I'm trying to post everyday but on the weekend. But I decided to break my only recent ideal and say Happy Birthday to Jake.
Love you man, you and Cody need to come celebrate Pete's triumphant arrival in Cincinnati soon. It's been to long.
Hope you have a great day and you know how love you are by people near and far.
Here's Jake's post from my 30 People series last year:
In the beginning I worked with Jake at Steinbauers Market. It was my first job and he and his mother and brother worked there. I remember him "threatening" one of my first boyfriends (If you hurt her I'll kick your ass sort of thing) when I was in 7th grade, hmmm 1991 maybe.
Because of that and so many other moments I always feel protected when I think of Jake.
I don't think there has ever been a time that I haven't fiercely loved him, even if I loved him all wrong.
I went to Jake's junior prom with him, and that was the beginning of he and I becoming an "us".
Shortly after that I went on a school trip to France. There was another guy on that trip and I pushed thoughts of Jake thousands of miles away in Ohio aside. This guy would turn into other guy and he would be a real ass. But at the time I was just a 15 year old girl acting like I had everything under control. Upon returning from France (1995) I broke it off with other guy and Jake and I picked right back up. We laughed all the time, until our stomachs cramped from the effort. We would snort while laughing and we spent as much time together as we were able to.
Months passed, things happened and I broke it off with Jake to go back to other guy just in time for my junior prom, Jake's senior (1996). Jake and I didn't really have anything to say to each other again for a very long time.
We would run into each other on and off again because we still had mutual friends. But my callous throwing away of our friendship, which was inevitably thrown out with our dating relationship, kept a very tall, wide, and firm brick wall planted between us. Things happened to us both during that time, as it always will. There were so many times that I thought, "I should tell Jake about this" or I would pick up the phone to call. I never did.
A casual friend and mutual acquaintance got bored one summer and decided to weave a web of serious deception.
Jake and I were caught in the middle.
Many ugly emails flew back and forth, Jake and I were no longer in the same universe as friendly.
My life felt less because I didn't have his friendship, I had lost the other side of all of our inside jokes (achoo! Bless you! being only the tip of our inside joke repertoire).
It wasn't until 2005 that it began to change. My sister called me one night and said that she found Jake on MySpace (I'll pause for some of you to roll your eyes).
Alaina happened to be at my apartment (and she and Jake had dated and been friends as well) and so we looked him up and messaged him. I found out later it was with great reluctance that he accepted my friend request.
Through a series of inane surveys and postings Jake and I slowly rebuilt a friendship. In January of 2006 I went home to Clyde for our friend Leroy's surprise 30th birthday party (wait, was it 30? I didn't think Leroy was that much older than me...). I was shaking I was so nervous, you would have thought we were going on a date. Jake would be there. I walked in the fire house, I saw him. I received the most thorough hug I had ever had. Just like that, we were laughing until our stomachs cramped and snorting again.

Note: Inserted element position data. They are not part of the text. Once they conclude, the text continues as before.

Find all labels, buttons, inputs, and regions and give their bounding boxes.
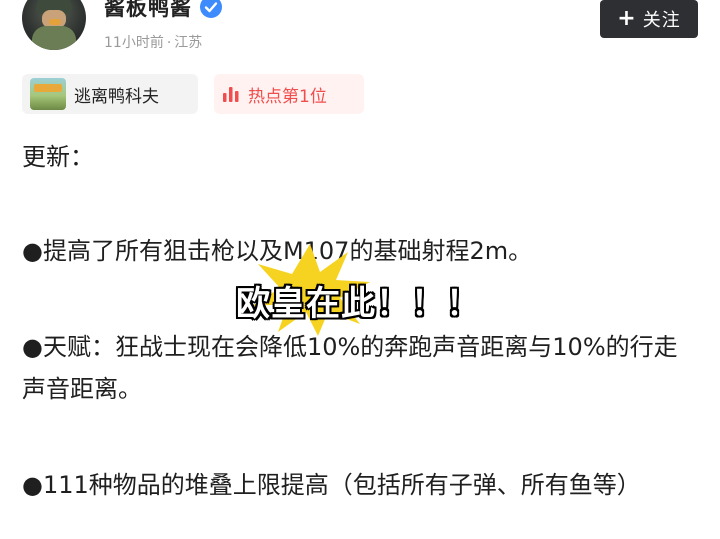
follow-label: 关注 xyxy=(642,10,681,31)
author-avatar[interactable] xyxy=(22,0,86,50)
game-tag[interactable]: 逃离鸭科夫 xyxy=(22,74,198,114)
post-paragraph: ●111种物品的堆叠上限提高（包括所有子弹、所有鱼等） xyxy=(22,471,641,499)
post-meta: 11小时前 · 江苏 xyxy=(104,32,202,52)
avatar-beak xyxy=(49,19,61,25)
post-section-title: 更新： xyxy=(22,143,94,171)
verified-check-icon xyxy=(200,0,222,18)
hot-tag-label: 热点第1位 xyxy=(248,86,327,107)
author-name[interactable]: 酱板鸭酱 xyxy=(104,0,192,22)
author-row: 酱板鸭酱 xyxy=(104,0,222,22)
post-time: 11小时前 xyxy=(104,35,164,51)
post-paragraph: ●天赋：狂战士现在会降低10%的奔跑声音距离与10%的行走声音距离。 xyxy=(22,333,678,403)
game-thumbnail-banner xyxy=(34,84,62,92)
avatar-body xyxy=(32,26,76,50)
sticker-caption: 欧皇在此！！！ xyxy=(236,284,481,324)
hot-rank-tag[interactable]: 热点第1位 xyxy=(214,74,364,114)
post-location: 江苏 xyxy=(174,35,203,51)
game-tag-label: 逃离鸭科夫 xyxy=(74,86,159,107)
bar-chart-icon xyxy=(223,87,239,102)
follow-button[interactable]: + 关注 xyxy=(600,0,698,38)
plus-icon: + xyxy=(617,6,637,31)
game-thumbnail-icon xyxy=(30,78,66,110)
meta-separator: · xyxy=(166,35,172,51)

Since then Jake and I have not only reconnected our friendship, we've deepened it exponentially. He lives in northern Ohio and I'm in Cincinnati, but email and Facebook are keeping us connected. I just got back from seeing him this past weekend actually. We could only have dinner before Alaina and I went to see No Doubt at Blossom, but what a dinner it was.
Jake has taught me just how dangerous and harmful it is to be so callous and casual with the hearts people have entrusted to you. I acted cruelly and swiftly with no regard to how my decisions and actions would impact other people. When confronted with my own behavior I went into attack mode and made it about him and did not accept responsibility for my role in things. I've learned that things aren't as black and white as I would want them to be.
When I talk to Jake about things, I feel once again so protected by him. He and I share a unique history of deep love and deep anger/distrust. That isn't a combination I have with anyone else. He has some of my secrets and I have some of his. Jake has taught me to tread carefully on the hearts of others and that everyday the words we say, the secrets we keep or reveal, the actions we take are creating a history with people we're in a relationship with and that history makes us who we are.